Strengths of our study include the integration of people with COPD from all GOLD grades and groups, living in the community, being a good representation of their daily lives. Our findings are prevenient from comprehensive assessments based on simple and widely available measures, and a simple decision tree to identify each profile and respective treatable traits is provided. Variability of each profile was evaluated over time, showing the need of personalising assessments and their frequency.

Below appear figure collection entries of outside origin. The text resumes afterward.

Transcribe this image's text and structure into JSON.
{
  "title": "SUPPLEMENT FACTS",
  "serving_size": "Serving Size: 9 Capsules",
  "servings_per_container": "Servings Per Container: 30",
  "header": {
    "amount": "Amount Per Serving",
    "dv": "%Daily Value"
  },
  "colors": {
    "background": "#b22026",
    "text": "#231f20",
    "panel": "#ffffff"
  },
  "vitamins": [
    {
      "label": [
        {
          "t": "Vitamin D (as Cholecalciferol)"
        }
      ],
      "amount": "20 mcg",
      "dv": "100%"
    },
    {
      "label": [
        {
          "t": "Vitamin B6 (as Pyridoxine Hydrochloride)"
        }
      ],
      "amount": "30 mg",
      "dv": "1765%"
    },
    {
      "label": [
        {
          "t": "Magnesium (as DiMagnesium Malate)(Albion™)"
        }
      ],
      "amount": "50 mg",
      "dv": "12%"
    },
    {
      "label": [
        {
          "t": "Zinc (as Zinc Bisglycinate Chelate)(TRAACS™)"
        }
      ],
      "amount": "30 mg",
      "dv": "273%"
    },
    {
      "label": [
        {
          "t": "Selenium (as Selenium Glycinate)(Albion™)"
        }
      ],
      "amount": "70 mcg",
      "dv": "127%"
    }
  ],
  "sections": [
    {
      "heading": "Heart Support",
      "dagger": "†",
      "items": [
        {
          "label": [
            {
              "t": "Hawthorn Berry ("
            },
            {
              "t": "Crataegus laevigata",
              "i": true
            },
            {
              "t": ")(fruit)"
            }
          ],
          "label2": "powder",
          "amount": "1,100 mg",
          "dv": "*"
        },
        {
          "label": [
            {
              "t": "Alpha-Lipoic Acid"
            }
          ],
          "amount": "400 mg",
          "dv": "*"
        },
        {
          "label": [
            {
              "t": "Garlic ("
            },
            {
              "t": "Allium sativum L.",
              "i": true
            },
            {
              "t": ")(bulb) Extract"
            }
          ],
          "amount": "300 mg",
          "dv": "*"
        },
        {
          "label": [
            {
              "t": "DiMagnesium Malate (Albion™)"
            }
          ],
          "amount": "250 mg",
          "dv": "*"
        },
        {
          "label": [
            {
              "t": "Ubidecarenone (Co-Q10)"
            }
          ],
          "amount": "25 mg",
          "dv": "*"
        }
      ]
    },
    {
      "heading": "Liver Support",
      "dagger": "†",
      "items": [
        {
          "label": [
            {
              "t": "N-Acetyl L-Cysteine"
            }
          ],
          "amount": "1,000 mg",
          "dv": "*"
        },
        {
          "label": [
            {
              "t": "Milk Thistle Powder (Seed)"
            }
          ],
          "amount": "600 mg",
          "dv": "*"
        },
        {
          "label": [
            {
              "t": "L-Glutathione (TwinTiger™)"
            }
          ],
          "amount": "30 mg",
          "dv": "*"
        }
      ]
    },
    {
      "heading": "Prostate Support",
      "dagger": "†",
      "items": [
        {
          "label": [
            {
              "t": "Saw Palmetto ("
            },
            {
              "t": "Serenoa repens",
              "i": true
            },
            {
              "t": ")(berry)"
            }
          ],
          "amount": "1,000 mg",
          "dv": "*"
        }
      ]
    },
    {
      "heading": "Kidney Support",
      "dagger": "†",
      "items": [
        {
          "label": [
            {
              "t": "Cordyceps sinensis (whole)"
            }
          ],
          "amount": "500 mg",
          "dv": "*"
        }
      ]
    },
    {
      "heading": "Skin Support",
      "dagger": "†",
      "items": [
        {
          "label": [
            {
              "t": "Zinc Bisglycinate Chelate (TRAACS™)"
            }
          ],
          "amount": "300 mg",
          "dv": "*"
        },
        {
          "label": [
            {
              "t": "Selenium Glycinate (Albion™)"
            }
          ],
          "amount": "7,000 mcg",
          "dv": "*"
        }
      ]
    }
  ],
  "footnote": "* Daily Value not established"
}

Limitations of this study include the relatively small number of participants included and proportion of females in our sample. All efforts were conducted to avoid missing data. To minimise participants’ transportation and discomfort, data were mostly collected during their routine appointments with their clinician (at the hospital or primary healthcare centre), where time, space and equipment constraints exist. This decision had, however, implications in our study as often participants were not available to complete the full assessments. Conducting the assessment in a separate occasion of the regular appointment and/or agreeing to collect data in two different moments, could minimise this constraint. Nevertheless, data gathered in this work represents approximately 5% of the COPD population in our country and were collected across different settings and geographic regions, representing real-world data. Similar samples with unbalance proportion of female/male have been widely reported in COPD profiles [5–7, 11] however, we acknowledge that this may limit the findings to all people with COPD. Our follow-up period was also relatively short, limiting our understanding about the impact of profile migration in the overall disease development and important outcomes (e.g., risk of exacerbations). Longer longitudinal studies, with the inclusion of a higher proportion of females, and exploring associations with clinically relevant variables are warranted to confirm and further develop our findings. We did not include people who dropped out from follow-up as we wanted to assess stability of the profiles and respective treatable traits, thus we are unable to infer if the profile of those lost to follow-up differed from those included. Although we performed a comprehensive assessment, many other important measures could be considered when profiling and identifying treatable traits in people with COPD (e.g., fatigue impairment, sleep disturbances, sedentary behaviour)[14]. Core treatable traits in COPD and efficacy of targeting treatments to them are yet unknown but should be addressed in future investigations.

Conclusion

Four profiles and their treatable traits were identified in people with COPD using minimal resources. A simple decision tree (CAT < 18 or ≥ 18 points; age < 65 or ≥ 65 years; FEV1 < 48 or ≥ 48% predicted) is now available to facilitate routine allocation of people to these profiles. Heterogeneity within each profile and overlap in treatable traits existed, as well as migration across profiles (51.1% of the sample) over time, especially in those more symptomatic and with worse functional status. Our findings provide additional evidence emphasising the need of frequent personalised assessments to identify treatable traits and ensure the most adequate person-centred intervention is offered to people with COPD. Nevertheless, future research namely on the validation of our decision tree and profiles in other samples would be beneficial.

Take home message

Profiles and treatable traits in COPD can be identified even with minimal resources. People with COPD may change profile and treatable traits over time hence, regular assessments to deliver goal-targeted personalised treatments are needed.

Additional file 1. An additional file provides more details on the statistical analysis performed and further information on the results for GAP statistics, sample characteristics and distribution.